Tillery
Crowder
Four thousand eight hundred and ninety-six stove owners took the trouble to renounce a Madison County class action settlement between Sears and attorney Stephen Tillery.
Although Tillery estimated the value of the settlement at more than $500 million, an astounding number of class members wanted no part of it.
Instead of simply ignoring a notice they received in November, they requested exclusion in letters to settlement administrator Rust Consulting of Minneapolis.
Exclusions poured in from every corner of the nation, filling 60 pages in tiny type.
At a Jan. 15 settlement hearing, Tillery interpreted the widespread rejection as a sign that he drafted a successful class notice.
"People read their mail," he told Circuit Judge Barbara Crowder. "There was no problem with notice."
Tillery lamented the sad state of class action litigation while accepting a $17 million class action fee from Sears.
"The court is aware of appellate decisions, Supreme Court decisions," he told Crowder.
"These are not necessarily the happiest of moments for plaintiffs in class actions in the United States today," he said.
Tillery sued Sears in 2004, claiming that if anyone placed too much weight on an open oven door, the whole stove would tip forward.
Circuit Judge Nicholas Byron granted preliminary approval and set a final hearing.
In November, after Rust Consulting mailed notices to class members, Byron recused himself from the settlement hearing.
Chief Judge Ann Callis assigned the case to Crowder.
At the hearing Tillery introduced Texas attorneys Roger Mandel, Dan Sciano and Blake Beckham as originators of litigation over tipping stoves.
"I think Mr. Sciano has 640 banker boxes of a library involving this," Tillery said.
Sciano told Crowder the first case was in Rhode Island in 1968.
"The lightness of the ranges developed in the '50s and the '60s," Sciano said, "with the California oven doors where the doors got bigger."

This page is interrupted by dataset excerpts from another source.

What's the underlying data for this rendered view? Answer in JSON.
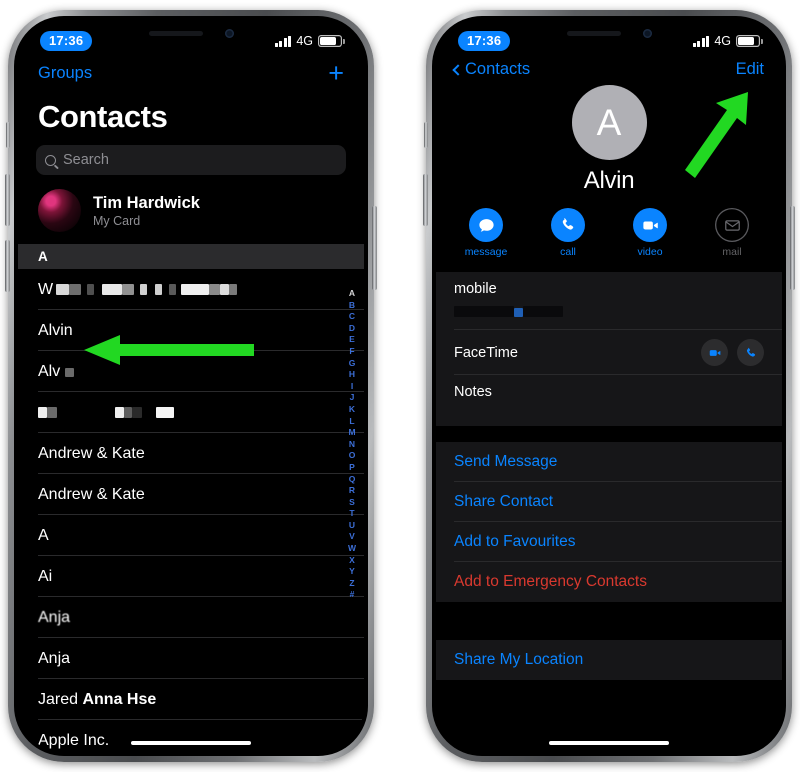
{
  "status_bar": {
    "time": "17:36",
    "network": "4G",
    "signal_icon": "cellular-bars-icon",
    "battery_icon": "battery-icon",
    "time_pill_color": "#0a84ff"
  },
  "colors": {
    "ios_blue": "#0a84ff",
    "ios_red": "#d9392f",
    "arrow_green": "#22d822",
    "screen_bg": "#000000",
    "card_bg": "#161618",
    "section_header_bg": "#2b2b2d"
  },
  "left_phone": {
    "nav": {
      "groups_label": "Groups",
      "add_label": "+"
    },
    "title": "Contacts",
    "search": {
      "placeholder": "Search",
      "value": "",
      "icon": "search-icon"
    },
    "my_card": {
      "name": "Tim Hardwick",
      "subtitle": "My Card",
      "avatar": "photo-avatar"
    },
    "section_header": "A",
    "rows": [
      {
        "prefix": "W",
        "redacted": true,
        "blocks": [
          14,
          9,
          6,
          5,
          5,
          22,
          9,
          5,
          4,
          5,
          4,
          4,
          26,
          12,
          9,
          5
        ],
        "label": ""
      },
      {
        "label": "Alvin",
        "redacted": false
      },
      {
        "prefix": "Alv",
        "redacted": true,
        "blocks": [
          7
        ],
        "label": ""
      },
      {
        "prefix": "",
        "redacted": true,
        "blocks": [
          9,
          9,
          0,
          0,
          0,
          8,
          9,
          10,
          0,
          16
        ],
        "label": ""
      },
      {
        "label": "Andrew & Kate",
        "redacted": false
      },
      {
        "label": "Andrew & Kate",
        "redacted": false
      },
      {
        "label": "A",
        "redacted": false
      },
      {
        "label": "Ai",
        "redacted": false
      },
      {
        "label": "Anja",
        "redacted": false,
        "smudged": true
      },
      {
        "label": "Anja",
        "redacted": false
      },
      {
        "label": "Jared Anna Hse",
        "redacted": false,
        "bold_part": "Anna Hse"
      },
      {
        "label": "Apple Inc.",
        "redacted": false
      }
    ],
    "index_letters": [
      "A",
      "B",
      "C",
      "D",
      "E",
      "F",
      "G",
      "H",
      "I",
      "J",
      "K",
      "L",
      "M",
      "N",
      "O",
      "P",
      "Q",
      "R",
      "S",
      "T",
      "U",
      "V",
      "W",
      "X",
      "Y",
      "Z",
      "#"
    ],
    "index_current": "A"
  },
  "right_phone": {
    "nav": {
      "back_label": "Contacts",
      "back_icon": "chevron-left-icon",
      "edit_label": "Edit"
    },
    "contact": {
      "monogram": "A",
      "name": "Alvin"
    },
    "actions": [
      {
        "label": "message",
        "icon": "message-bubble-icon",
        "enabled": true
      },
      {
        "label": "call",
        "icon": "phone-icon",
        "enabled": true
      },
      {
        "label": "video",
        "icon": "video-camera-icon",
        "enabled": true
      },
      {
        "label": "mail",
        "icon": "envelope-icon",
        "enabled": false
      }
    ],
    "detail_rows": [
      {
        "label": "mobile",
        "value": "",
        "redacted_value": true
      },
      {
        "label": "FaceTime",
        "buttons": [
          "video-camera-icon",
          "phone-icon"
        ]
      },
      {
        "label": "Notes",
        "value": ""
      }
    ],
    "links": [
      {
        "label": "Send Message",
        "style": "blue"
      },
      {
        "label": "Share Contact",
        "style": "blue"
      },
      {
        "label": "Add to Favourites",
        "style": "blue"
      },
      {
        "label": "Add to Emergency Contacts",
        "style": "red"
      }
    ],
    "footer_link": {
      "label": "Share My Location",
      "style": "blue"
    }
  },
  "annotations": [
    {
      "name": "arrow-to-alvin-row",
      "direction": "left",
      "color": "#22d822"
    },
    {
      "name": "arrow-to-edit-button",
      "direction": "up-right",
      "color": "#22d822"
    }
  ]
}
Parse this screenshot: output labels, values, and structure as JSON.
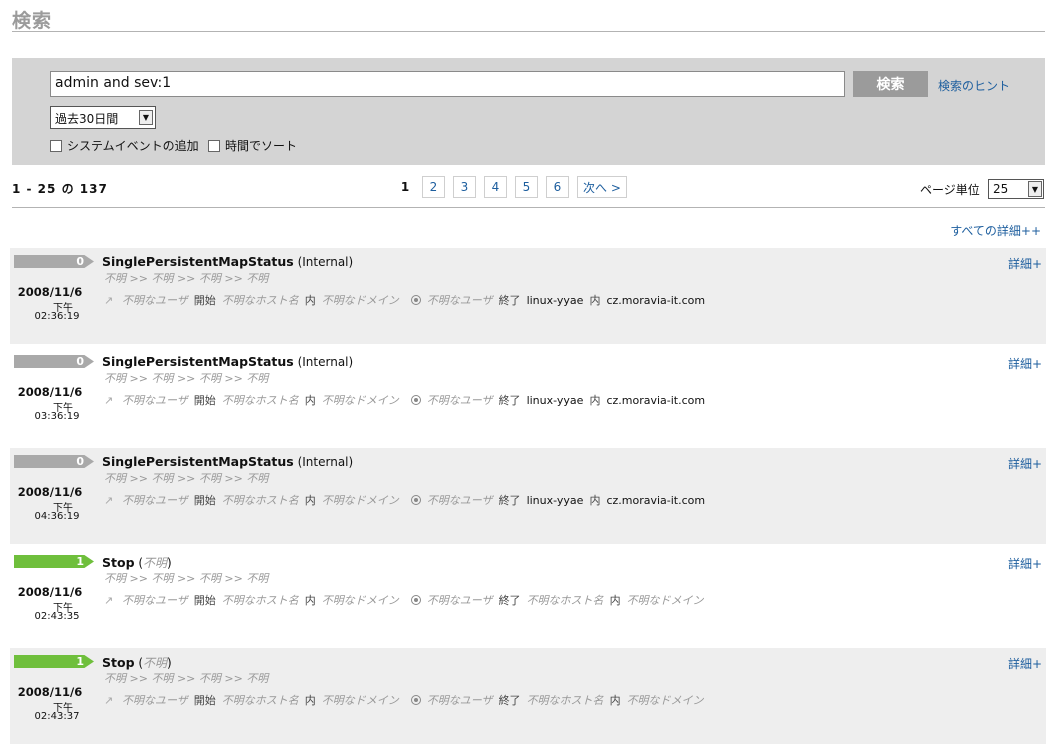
{
  "header": {
    "title": "検索"
  },
  "search": {
    "query": "admin and sev:1",
    "button": "検索",
    "hint": "検索のヒント",
    "range": "過去30日間",
    "opt_system_events": "システムイベントの追加",
    "opt_sort_time": "時間でソート"
  },
  "results": {
    "count": "1 - 25 の 137",
    "current_page": "1",
    "pages": [
      "2",
      "3",
      "4",
      "5",
      "6"
    ],
    "next": "次へ >",
    "page_size_label": "ページ単位",
    "page_size": "25",
    "all_details": "すべての詳細++"
  },
  "labels": {
    "unknown": "不明",
    "sep": ">>",
    "unknown_user": "不明なユーザ",
    "start": "開始",
    "unknown_host": "不明なホスト名",
    "in": "内",
    "unknown_domain": "不明なドメイン",
    "end": "終了",
    "details": "詳細+"
  },
  "events": [
    {
      "severity": "0",
      "color": "#a9a9a9",
      "name": "SinglePersistentMapStatus",
      "source": "(Internal)",
      "date": "2008/11/6",
      "ampm": "下午",
      "time": "02:36:19",
      "target_host": "linux-yyae",
      "target_domain": "cz.moravia-it.com"
    },
    {
      "severity": "0",
      "color": "#a9a9a9",
      "name": "SinglePersistentMapStatus",
      "source": "(Internal)",
      "date": "2008/11/6",
      "ampm": "下午",
      "time": "03:36:19",
      "target_host": "linux-yyae",
      "target_domain": "cz.moravia-it.com"
    },
    {
      "severity": "0",
      "color": "#a9a9a9",
      "name": "SinglePersistentMapStatus",
      "source": "(Internal)",
      "date": "2008/11/6",
      "ampm": "下午",
      "time": "04:36:19",
      "target_host": "linux-yyae",
      "target_domain": "cz.moravia-it.com"
    },
    {
      "severity": "1",
      "color": "#6fbf3c",
      "name": "Stop",
      "source_open": "(",
      "source_mid": "不明",
      "source_close": ")",
      "date": "2008/11/6",
      "ampm": "下午",
      "time": "02:43:35",
      "target_host": "不明なホスト名",
      "target_domain": "不明なドメイン"
    },
    {
      "severity": "1",
      "color": "#6fbf3c",
      "name": "Stop",
      "source_open": "(",
      "source_mid": "不明",
      "source_close": ")",
      "date": "2008/11/6",
      "ampm": "下午",
      "time": "02:43:37",
      "target_host": "不明なホスト名",
      "target_domain": "不明なドメイン"
    }
  ]
}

Tillery said, "Eventually Mr. Beckham and Mr. Sciano thought that there had to be something done on a more global basis to stop what was going on.

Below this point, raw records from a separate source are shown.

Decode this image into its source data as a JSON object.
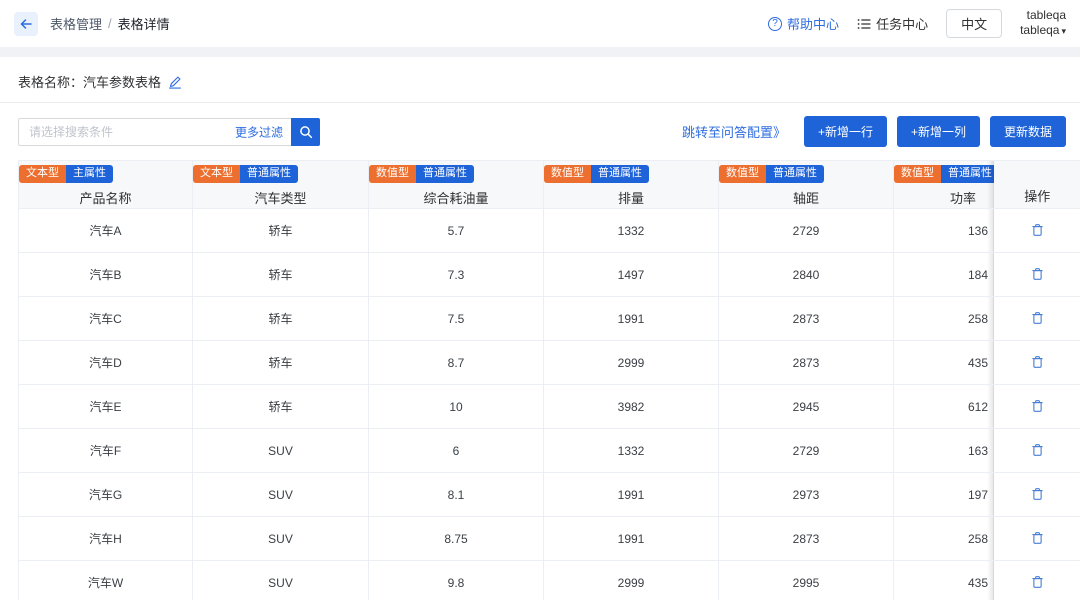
{
  "topbar": {
    "breadcrumb": {
      "parent": "表格管理",
      "separator": "/",
      "current": "表格详情"
    },
    "help_center": "帮助中心",
    "task_center": "任务中心",
    "language": "中文",
    "account": {
      "line1": "tableqa",
      "line2": "tableqa"
    }
  },
  "table_info": {
    "label": "表格名称：",
    "name": "汽车参数表格"
  },
  "toolbar": {
    "search_placeholder": "请选择搜索条件",
    "more_filter": "更多过滤",
    "qa_link": "跳转至问答配置》",
    "add_row": "+新增一行",
    "add_column": "+新增一列",
    "update_data": "更新数据"
  },
  "table": {
    "columns": [
      {
        "type": "文本型",
        "attr": "主属性",
        "label": "产品名称",
        "align": "center"
      },
      {
        "type": "文本型",
        "attr": "普通属性",
        "label": "汽车类型",
        "align": "center"
      },
      {
        "type": "数值型",
        "attr": "普通属性",
        "label": "综合耗油量",
        "align": "center"
      },
      {
        "type": "数值型",
        "attr": "普通属性",
        "label": "排量",
        "align": "center"
      },
      {
        "type": "数值型",
        "attr": "普通属性",
        "label": "轴距",
        "align": "center"
      },
      {
        "type": "数值型",
        "attr": "普通属性",
        "label": "功率",
        "align": "right"
      }
    ],
    "action_header": "操作",
    "rows": [
      [
        "汽车A",
        "轿车",
        "5.7",
        "1332",
        "2729",
        "136"
      ],
      [
        "汽车B",
        "轿车",
        "7.3",
        "1497",
        "2840",
        "184"
      ],
      [
        "汽车C",
        "轿车",
        "7.5",
        "1991",
        "2873",
        "258"
      ],
      [
        "汽车D",
        "轿车",
        "8.7",
        "2999",
        "2873",
        "435"
      ],
      [
        "汽车E",
        "轿车",
        "10",
        "3982",
        "2945",
        "612"
      ],
      [
        "汽车F",
        "SUV",
        "6",
        "1332",
        "2729",
        "163"
      ],
      [
        "汽车G",
        "SUV",
        "8.1",
        "1991",
        "2973",
        "197"
      ],
      [
        "汽车H",
        "SUV",
        "8.75",
        "1991",
        "2873",
        "258"
      ],
      [
        "汽车W",
        "SUV",
        "9.8",
        "2999",
        "2995",
        "435"
      ]
    ]
  },
  "colors": {
    "primary_blue": "#1e63d8",
    "link_blue": "#2e6ce0",
    "badge_orange": "#ed6f2f",
    "badge_blue": "#1e63d8",
    "header_bg": "#f7f8fa",
    "table_border": "#ebeef3",
    "icon_blue": "#4a7fd6"
  }
}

"In my entire practice I have never seen a process like this that went on for as long, that was as arduous, and that was so up and down.
"I finally said basically – pardon my language – the hell with it and we're going on with a class hearing."
After a hearing, he said, "the discussions proved a bit more fruitful."
Tillery said it wasn't about big money.
"In all sincerity with this court, giving money to the class doesn't solve the problem," he said.
"The primary focus was really what the court would look at as injunctive relief where we sought from the very beginning to have Sears come in and do what we thought was the right thing to do."
He said class members would have most of the year to ask for installation of a bracket.
"For the first time in my career I am part of a settlement where we have achieved complete satisfaction for our class in every respect," he said.
He said a settlement with Sears sent a message to competitors to do the same thing.
"There are consumer groups in the United States who are ecstatic about this process, as you can imagine," he said.
He said the settlement included reimbursement up to $100.
He said the value of a settlement isn't the amount of money specifically paid but is "the fund of monies made available to the class."
In this case, he said, that was more than $500 million.
He said a $17 million fee for class counsel was "barely three percent" of the total.
He offered as evidence photographs of accident victims.
Sears counsel Larry Hepler objected to the photos.
Crowder said she would admit them.
She said she read all filings pertinent to the settlement.
"I was impressed with the level of commitment on the part of both the plaintiffs and of Sears to fashion a resolution that protects children and elderly and any other individual from injury, perhaps over and above what standards may have required in the industry," Crowder said.
Stove owners who did not exclude themselves can file claims through Sept. 18.